Quick EQ Question...Math Yet Again...

What I would like to know is where I can find the needed formlae to calculate the following. I know the freq., I know the capacitance and resistance and would like to find out the inductance. The paticular circuit in question has 1 inductor in series with a cap and then a resistor to Gnd. Any help appreciated.

if the known frequency is the resonance frequency then:

L=square(1/(2 x PI x f)) /C

hope this makes sense, it´s 2:20 AM here....

steff

For more background info about Steffen's formula see this pdf, which will also tell you how the series resistor affects the results, amongst other things.

or rewritten:

L=1/(4∏^2 x ?^2 x C)

or if your lazy like me:

http://www.opamplabs.com/cfl.htm

the resistor will not affect the resonant frequency, but maybe the Q.

Thanks guys.
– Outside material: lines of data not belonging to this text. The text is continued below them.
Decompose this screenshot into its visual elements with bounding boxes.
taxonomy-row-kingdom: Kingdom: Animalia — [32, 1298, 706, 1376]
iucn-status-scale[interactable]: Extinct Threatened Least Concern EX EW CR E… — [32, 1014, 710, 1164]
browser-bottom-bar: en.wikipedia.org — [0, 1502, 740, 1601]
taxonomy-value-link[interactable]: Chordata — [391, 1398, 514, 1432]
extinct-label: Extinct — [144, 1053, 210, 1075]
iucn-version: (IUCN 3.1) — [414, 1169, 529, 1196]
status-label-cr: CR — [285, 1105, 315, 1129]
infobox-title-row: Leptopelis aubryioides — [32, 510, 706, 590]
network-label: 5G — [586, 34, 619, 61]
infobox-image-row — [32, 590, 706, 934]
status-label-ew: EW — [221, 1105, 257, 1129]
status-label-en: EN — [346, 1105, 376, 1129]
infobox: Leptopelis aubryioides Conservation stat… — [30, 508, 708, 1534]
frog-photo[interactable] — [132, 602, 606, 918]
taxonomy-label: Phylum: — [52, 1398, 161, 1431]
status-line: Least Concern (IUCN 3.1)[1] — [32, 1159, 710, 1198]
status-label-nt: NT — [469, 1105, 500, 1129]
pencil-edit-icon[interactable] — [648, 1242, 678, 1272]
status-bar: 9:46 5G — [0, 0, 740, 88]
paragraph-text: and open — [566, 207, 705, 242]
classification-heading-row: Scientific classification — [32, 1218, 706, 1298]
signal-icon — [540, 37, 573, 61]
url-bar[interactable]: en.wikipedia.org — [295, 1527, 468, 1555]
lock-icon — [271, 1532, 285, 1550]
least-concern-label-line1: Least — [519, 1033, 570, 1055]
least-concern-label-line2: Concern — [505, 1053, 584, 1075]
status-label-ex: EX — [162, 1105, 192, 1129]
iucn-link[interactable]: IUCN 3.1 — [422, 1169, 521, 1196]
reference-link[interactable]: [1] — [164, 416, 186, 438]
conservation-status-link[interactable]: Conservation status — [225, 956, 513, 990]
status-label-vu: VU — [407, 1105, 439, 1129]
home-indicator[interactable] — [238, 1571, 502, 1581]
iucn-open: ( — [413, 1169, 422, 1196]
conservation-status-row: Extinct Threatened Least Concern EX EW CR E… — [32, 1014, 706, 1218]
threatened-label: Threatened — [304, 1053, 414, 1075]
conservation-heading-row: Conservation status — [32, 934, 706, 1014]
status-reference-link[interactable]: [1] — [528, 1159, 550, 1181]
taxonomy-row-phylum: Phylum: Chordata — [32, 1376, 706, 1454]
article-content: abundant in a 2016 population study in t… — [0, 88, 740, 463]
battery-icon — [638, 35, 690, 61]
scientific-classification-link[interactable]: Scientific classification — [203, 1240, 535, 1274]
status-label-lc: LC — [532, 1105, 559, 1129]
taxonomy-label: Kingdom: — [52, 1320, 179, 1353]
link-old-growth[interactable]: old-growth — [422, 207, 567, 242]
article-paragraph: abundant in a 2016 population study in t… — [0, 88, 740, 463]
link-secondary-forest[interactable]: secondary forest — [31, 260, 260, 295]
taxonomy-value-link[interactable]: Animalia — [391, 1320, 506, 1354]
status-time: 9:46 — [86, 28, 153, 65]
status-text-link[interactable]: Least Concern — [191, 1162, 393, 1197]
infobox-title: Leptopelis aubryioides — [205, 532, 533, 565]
I'll investigate further from here.

After several calculations and use of the op-amp labs calculator I seem to come to different results with the same criteria. That is, between the calculator and Steffen's formula. Calculator gives me 54mH and the math gives me 40mH. Close but not really. Which should I trust more??

Measure it in-circuit - that is the only way to be sure.

Remember that inductance change when the inductor core is "activated" - at high signal levels the inductance will go down..

I use this nomograph a lot for that type of circuits:

http://www.testecvw.com/carl/images/ImpedanceNomograph.pdf

Jakob E.

> Calculator gives me 54mH and the math gives me 40mH.

That is reasonable if one way includes the resistor and the other way ignores it.

How about posting actual values and letting everybody try to give an answer? Majority wins. :grin:

PRR, you´re a real democrat.

How about posting actual values and letting everybody try to give an answer? Majority wins.

Click to expand...

Do you want to become president? Your country needs you (no shit). :thumb: :thumb: :thumb:
Jens :wink:

Resistor value was not in the equation in either instance (unless the calculator has some hidden basic value it applies without showing). Actual values...

Freq. 100Hz
C 47uf
R 1k8

I get 53.89 mH using your values and my formula.

L=square(1/(2 x PI x f)) /C is not good to read...

this is better?:




steff

F = 1/(2π*√(L*C)) {"2π" is two-pi}

Freq. 100Hz
C 47uf
R 1k8

Reactance chart eye-balls 100Hz and 47uFd as about 35Ω and a bit over 0.050H.

If this is a series-tuned tank with a 1K8 load resistor, output across the 1K8 resistor, the Q is about 35/1800 or 0.02, the response is a VERY broad "peak". I doubt you can even say it has a resonance. Looks to me like it is flat from 2Hz to 5KHz.

Assuming your 40mH answer is right:

F = 1/(2π*√(L*C))
F = 1/(6.28*√(0.040*47E-6))
F = 116Hz

Assuming your 54mH answer is right:

F = 1/(2π*√(L*C))
F = 1/(6.28*√(0.054*47E-6))
F = 100Hz

Steff, I was able to read your formula okay and I too came to the same answer (rounded off to 54).

PRR, I don't doubt the Q to be very wide...it's supposed to be a characteristic of this particular piece although I'd be suprised if it was that large. So all in all, trying to figue out L value using math is more of a general area kinda thing. At least this is what I gather from your posts. Cool. From this I can at least get going at what I need to do and be quite close without an actual measurement of the inductor.

Thanks a lot guys!